Snow depth and sea ice thickness from 2009 and 2010 IceBridge ATM data in the Weddell Sea and the Bellingshausen Seas in Antarctica

IceBridge airborne measurements are intended to fill the gap in data on the elevations of the ice sheets and the sea ice covers, caused by the interval between the demise of ICESat 1's laser altimetry in 2009 and the launch of ICESat2 approximately in 2016. IceBridge LiDAR elevation measurements from aircraft are intended to provide a means of obtaining estimates of sea ice thickness and roughness with widespread application to sea ice modeling and effects of ongoing climate change. The IceBridge's Advanced Topographic Mapper (ATM) georeferenced L1B data provides elevations relative to a geoid at nominal spot size of 1-2m spaced at 5m intervals (at nadir) along track over a track swath width of 150m to 300m. Thus, in order to derive sea ice thickness and freeboard using the ATM L1B data, a local sea level reference must be established. The IceBridge's Digital Mapping System (DMS) is a digital camera that acquires high resolution natural color and panchromatic imagery from low and medium altitude. The DMS images are used to manually identify leads (open water or thin ice), where the ATM L1B elevations can be used as local sea level references.

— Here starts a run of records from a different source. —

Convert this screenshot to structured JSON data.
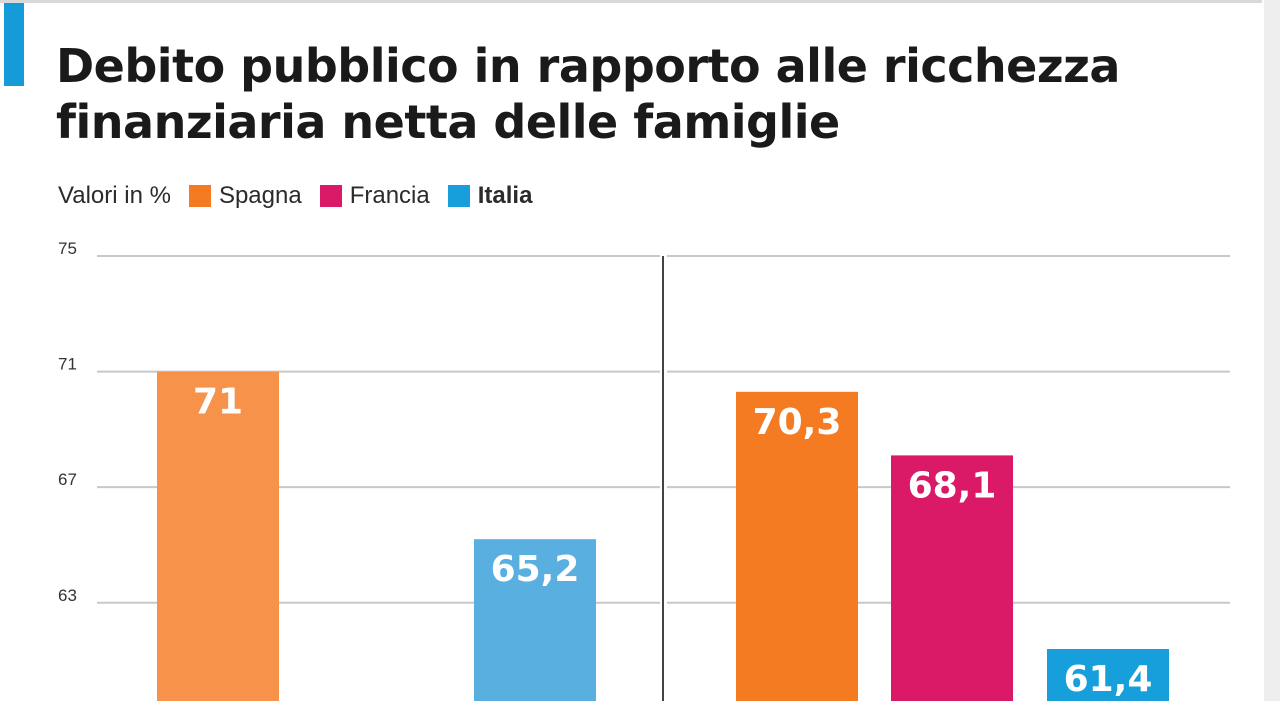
{
  "colors": {
    "accent": "#159bd7",
    "spagna_light": "#f7924a",
    "spagna": "#f47b22",
    "francia": "#da1a67",
    "italia_light": "#5aafe1",
    "italia": "#169fda",
    "grid": "#c8c8c8"
  },
  "chart_data": {
    "type": "bar",
    "title": "Debito pubblico in rapporto alle ricchezza finanziaria netta delle famiglie",
    "unit_label": "Valori in %",
    "ylim": [
      59.6,
      75
    ],
    "yticks": [
      75,
      71,
      67,
      63
    ],
    "grid": true,
    "legend": [
      {
        "name": "Spagna",
        "color": "#f47b22",
        "bold": false
      },
      {
        "name": "Francia",
        "color": "#da1a67",
        "bold": false
      },
      {
        "name": "Italia",
        "color": "#169fda",
        "bold": true
      }
    ],
    "groups": [
      {
        "bars": [
          {
            "series": "Spagna",
            "value": 71,
            "label": "71",
            "color": "#f7924a"
          },
          {
            "series": "Italia",
            "value": 65.2,
            "label": "65,2",
            "color": "#5aafe1"
          }
        ]
      },
      {
        "bars": [
          {
            "series": "Spagna",
            "value": 70.3,
            "label": "70,3",
            "color": "#f47b22"
          },
          {
            "series": "Francia",
            "value": 68.1,
            "label": "68,1",
            "color": "#da1a67"
          },
          {
            "series": "Italia",
            "value": 61.4,
            "label": "61,4",
            "color": "#169fda"
          }
        ]
      }
    ]
  }
}
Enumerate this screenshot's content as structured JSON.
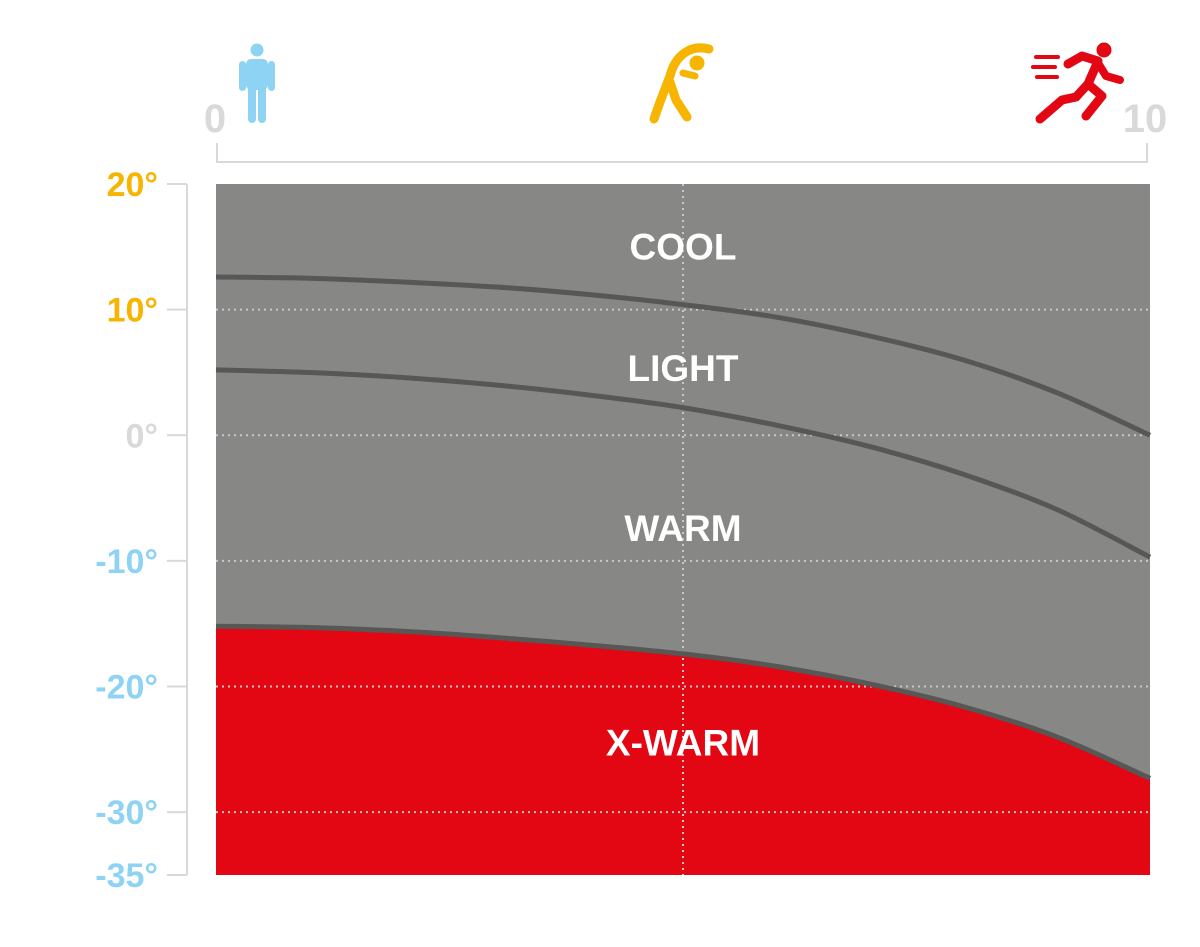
{
  "chart_data": {
    "type": "area",
    "x_axis": {
      "range": [
        0,
        10
      ],
      "tick_labels": [
        "0",
        "10"
      ],
      "position": "top",
      "icons": [
        {
          "name": "standing-person-icon",
          "x": 0.5,
          "color": "#8fd3f4"
        },
        {
          "name": "stretching-person-icon",
          "x": 5,
          "color": "#f7b400"
        },
        {
          "name": "running-person-icon",
          "x": 9.3,
          "color": "#e30613"
        }
      ]
    },
    "y_axis": {
      "range": [
        -35,
        20
      ],
      "ticks": [
        {
          "value": 20,
          "label": "20°",
          "color": "#f7b400"
        },
        {
          "value": 10,
          "label": "10°",
          "color": "#f7b400"
        },
        {
          "value": 0,
          "label": "0°",
          "color": "#d9d9d9"
        },
        {
          "value": -10,
          "label": "-10°",
          "color": "#8fd3f4"
        },
        {
          "value": -20,
          "label": "-20°",
          "color": "#8fd3f4"
        },
        {
          "value": -30,
          "label": "-30°",
          "color": "#8fd3f4"
        },
        {
          "value": -35,
          "label": "-35°",
          "color": "#8fd3f4"
        }
      ]
    },
    "grid": {
      "horizontal": true,
      "vertical_at": [
        5
      ],
      "style": "dotted"
    },
    "boundaries": [
      {
        "name": "cool-light-boundary",
        "x": [
          0,
          1,
          2,
          3,
          4,
          5,
          6,
          7,
          8,
          9,
          10
        ],
        "y": [
          12.6,
          12.5,
          12.2,
          11.8,
          11.2,
          10.4,
          9.4,
          7.9,
          6.0,
          3.4,
          0.0
        ]
      },
      {
        "name": "light-warm-boundary",
        "x": [
          0,
          1,
          2,
          3,
          4,
          5,
          6,
          7,
          8,
          9,
          10
        ],
        "y": [
          5.2,
          5.0,
          4.6,
          4.0,
          3.2,
          2.2,
          0.8,
          -0.9,
          -3.1,
          -5.9,
          -9.7
        ]
      },
      {
        "name": "warm-xwarm-boundary",
        "x": [
          0,
          1,
          2,
          3,
          4,
          5,
          6,
          7,
          8,
          9,
          10
        ],
        "y": [
          -15.2,
          -15.3,
          -15.6,
          -16.1,
          -16.7,
          -17.4,
          -18.4,
          -19.8,
          -21.6,
          -24.0,
          -27.3
        ]
      }
    ],
    "zones": [
      {
        "label": "COOL",
        "color": "#878786",
        "label_x": 5,
        "label_y": 14
      },
      {
        "label": "LIGHT",
        "color": "#878786",
        "label_x": 5,
        "label_y": 4.3
      },
      {
        "label": "WARM",
        "color": "#878786",
        "label_x": 5,
        "label_y": -8.4
      },
      {
        "label": "X-WARM",
        "color": "#e30613",
        "label_x": 5,
        "label_y": -25.5
      }
    ],
    "colors": {
      "plot_bg": "#878786",
      "boundary_line": "#575756",
      "grid": "#c8c8c8",
      "axis_line": "#d9d9d9",
      "xwarm": "#e30613"
    }
  }
}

Then, the identified local sea level references are used to validate our algorithms to automatically determine the local sea level reference using the same ATM L1B data. Finally, we use the algorithm to determine the local sea level reference and thus derive the snow depth and sea ice thickness for all ATM L1B data over the Weddell Sea and the Bellingshausen-Amundsen Seas in two IceBridge missions to Antarctica in 2009 and 2010 based on an empirical relationship between snow depth and sea ice freeboard in this region.